Warning: Contains Spoilers!
Gamaliel Tumpin—the savior of Hagwood and the world beyond.
Aufwader’s Thoughts: This ending was a lot the first time around, and it’s still a lot on reread. It’s definitely one of the most elegantly crafted, yet deeply surreal series finales in all Robin Jarvis canon. Who would have guessed that the High Lady’s provost was nursing this secret obsession with its monarch in its fluffy little owl breast? Who would have thought that Gabbity’s curse upon it would come true, and that it would indeed fall from the sky, drenched in its own blood, slain at the talons of the Queen it so adored?
Stranger still, who would have even thought for a moment that the solution to the locked casket would be that Gamaliel would wergle his finger into the key? Robin, I have to know, did you plan that one from the start, or did it come upon you in a flash of inspiration, mere mintues before a deadline? Either way, it’s a gloriously, marvellously peculiar way to end this most weird and wergly of trilogies, and now that I’ve read it, I can’t imagine it working out differently.

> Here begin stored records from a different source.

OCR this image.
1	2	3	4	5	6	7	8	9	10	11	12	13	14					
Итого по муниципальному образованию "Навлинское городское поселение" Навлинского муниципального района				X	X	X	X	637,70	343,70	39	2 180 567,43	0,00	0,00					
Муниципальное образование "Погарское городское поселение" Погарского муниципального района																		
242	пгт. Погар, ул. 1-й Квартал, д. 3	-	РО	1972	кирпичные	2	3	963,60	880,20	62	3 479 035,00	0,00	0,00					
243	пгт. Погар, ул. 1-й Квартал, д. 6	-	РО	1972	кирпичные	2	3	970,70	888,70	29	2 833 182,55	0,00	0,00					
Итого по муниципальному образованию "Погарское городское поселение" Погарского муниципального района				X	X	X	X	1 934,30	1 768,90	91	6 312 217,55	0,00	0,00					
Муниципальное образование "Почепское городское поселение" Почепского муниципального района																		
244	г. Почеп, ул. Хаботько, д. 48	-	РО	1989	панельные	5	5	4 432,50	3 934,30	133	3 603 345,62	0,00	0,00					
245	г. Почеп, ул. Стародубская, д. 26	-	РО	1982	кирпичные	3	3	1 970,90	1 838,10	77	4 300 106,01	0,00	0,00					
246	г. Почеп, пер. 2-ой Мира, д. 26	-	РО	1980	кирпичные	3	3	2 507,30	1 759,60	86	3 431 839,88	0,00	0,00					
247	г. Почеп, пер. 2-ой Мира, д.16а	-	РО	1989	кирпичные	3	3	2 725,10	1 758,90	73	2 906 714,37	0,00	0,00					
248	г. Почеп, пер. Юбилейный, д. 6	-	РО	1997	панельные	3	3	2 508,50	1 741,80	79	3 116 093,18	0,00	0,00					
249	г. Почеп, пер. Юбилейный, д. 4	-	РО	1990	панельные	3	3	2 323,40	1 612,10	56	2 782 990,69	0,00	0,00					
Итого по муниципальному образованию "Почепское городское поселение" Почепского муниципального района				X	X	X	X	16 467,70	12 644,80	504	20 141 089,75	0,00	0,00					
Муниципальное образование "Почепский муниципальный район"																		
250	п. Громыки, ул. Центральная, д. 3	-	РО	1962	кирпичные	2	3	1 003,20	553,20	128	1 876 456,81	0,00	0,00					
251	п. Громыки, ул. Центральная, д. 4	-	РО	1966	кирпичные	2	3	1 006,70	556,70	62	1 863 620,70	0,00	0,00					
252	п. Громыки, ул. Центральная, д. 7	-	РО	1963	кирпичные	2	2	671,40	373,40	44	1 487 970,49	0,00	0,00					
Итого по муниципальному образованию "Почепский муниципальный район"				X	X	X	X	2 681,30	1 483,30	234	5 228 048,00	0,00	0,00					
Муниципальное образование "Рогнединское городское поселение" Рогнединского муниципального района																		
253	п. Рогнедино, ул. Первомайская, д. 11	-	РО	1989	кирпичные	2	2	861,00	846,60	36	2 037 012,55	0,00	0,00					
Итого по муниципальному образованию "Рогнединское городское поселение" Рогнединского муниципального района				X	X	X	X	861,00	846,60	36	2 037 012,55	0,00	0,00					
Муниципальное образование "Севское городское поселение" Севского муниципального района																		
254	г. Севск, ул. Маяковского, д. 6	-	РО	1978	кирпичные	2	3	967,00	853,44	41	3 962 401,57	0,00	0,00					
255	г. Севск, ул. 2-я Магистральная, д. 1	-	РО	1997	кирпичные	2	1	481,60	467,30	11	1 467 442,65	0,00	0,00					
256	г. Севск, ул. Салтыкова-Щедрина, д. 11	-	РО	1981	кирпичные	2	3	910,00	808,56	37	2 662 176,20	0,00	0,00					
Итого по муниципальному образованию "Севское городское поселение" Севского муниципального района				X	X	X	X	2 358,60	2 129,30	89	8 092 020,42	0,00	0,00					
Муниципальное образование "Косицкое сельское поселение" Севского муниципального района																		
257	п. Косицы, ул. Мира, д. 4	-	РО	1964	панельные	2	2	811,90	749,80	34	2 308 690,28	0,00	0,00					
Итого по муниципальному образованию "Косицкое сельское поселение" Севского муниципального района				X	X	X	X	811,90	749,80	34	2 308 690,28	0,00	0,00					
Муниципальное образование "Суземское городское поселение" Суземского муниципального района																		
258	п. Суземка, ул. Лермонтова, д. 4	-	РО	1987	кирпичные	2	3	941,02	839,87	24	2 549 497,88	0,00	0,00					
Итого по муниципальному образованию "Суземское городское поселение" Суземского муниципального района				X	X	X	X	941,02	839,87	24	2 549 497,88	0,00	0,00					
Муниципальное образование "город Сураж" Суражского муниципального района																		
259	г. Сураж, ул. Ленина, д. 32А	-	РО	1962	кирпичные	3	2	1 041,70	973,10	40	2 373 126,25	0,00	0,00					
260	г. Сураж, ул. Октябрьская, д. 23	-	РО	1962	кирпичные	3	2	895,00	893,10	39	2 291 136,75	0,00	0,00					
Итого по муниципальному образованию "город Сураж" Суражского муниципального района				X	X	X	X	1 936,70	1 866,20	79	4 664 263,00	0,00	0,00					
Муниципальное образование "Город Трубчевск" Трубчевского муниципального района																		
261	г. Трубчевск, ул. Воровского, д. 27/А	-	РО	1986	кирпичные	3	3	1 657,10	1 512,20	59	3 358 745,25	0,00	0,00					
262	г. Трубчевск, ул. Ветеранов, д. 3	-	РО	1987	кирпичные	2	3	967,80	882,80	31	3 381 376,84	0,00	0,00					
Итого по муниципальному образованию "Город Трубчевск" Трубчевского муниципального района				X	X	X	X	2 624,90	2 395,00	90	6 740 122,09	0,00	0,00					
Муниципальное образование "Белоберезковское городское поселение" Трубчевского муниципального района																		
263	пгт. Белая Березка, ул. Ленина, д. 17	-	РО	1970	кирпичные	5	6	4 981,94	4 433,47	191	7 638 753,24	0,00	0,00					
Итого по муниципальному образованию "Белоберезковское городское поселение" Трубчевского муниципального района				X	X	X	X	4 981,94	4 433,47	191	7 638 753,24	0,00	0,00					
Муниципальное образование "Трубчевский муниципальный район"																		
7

And so, we come at last to the end of the Hagwood trilogy, and the final book in Robin Jarvis canon, barring the Witching Legacy, to date. May all who perished in the terrible Hag Wars be at rest, reviled or honoured as their deeds in life so dictate. May the trees of old Dunwrach stand tall, may bogles be brave and wergle pouches ever untidy. And may we rereaders remember one small shapeshifter’s courage in our own choices, be they myth, or sacrifice.
Matt’s Thoughts: Well, despite all the foreshadowing, I never saw this ending coming when I read this the first time. What a brilliantly clever tragic device – from Book 1, Gamaliel has been set up with the power to wergle into strange shapes and it’s all been leading to this chapter.
As always with the end of Jarvis trilogies, evil will be defeated but it won’t be a happy ending. The cost is always extraordinarily high. I really love the idea of Gamaliel now being a figure at the top of a fountain for all time. And doesn’t that second-last sentence just sum up every Jarvis book ever written: ‘His selfless act not only brought lasting joy and peace to the realm, it was also an inspiration, for all who lived through those perilous times and the generations that followed.’
One other interesting thing which I picked up this time – for one brief paragraph, the owl becomes male: ‘He had never seen her assume that shape before and the sight of it beguiled him. Had she done it especially to please him?’
It’s the only time it occurs as far as I can tell, so I’m fascinated as to whether the owl was male in the original draft of the trilogy then carefully re-written to become an ‘it’. (The owl is an ‘it’ even back in the first published version of Thorn Ogres, as far as I can tell). So are these two rogue sentences then something that slipped past the eye of the editor?
Regardless, it is a spectacular (and bravely adult) way of dispatching the owl from the story. The owl is almost literally torn apart because of his love for Rhiannon.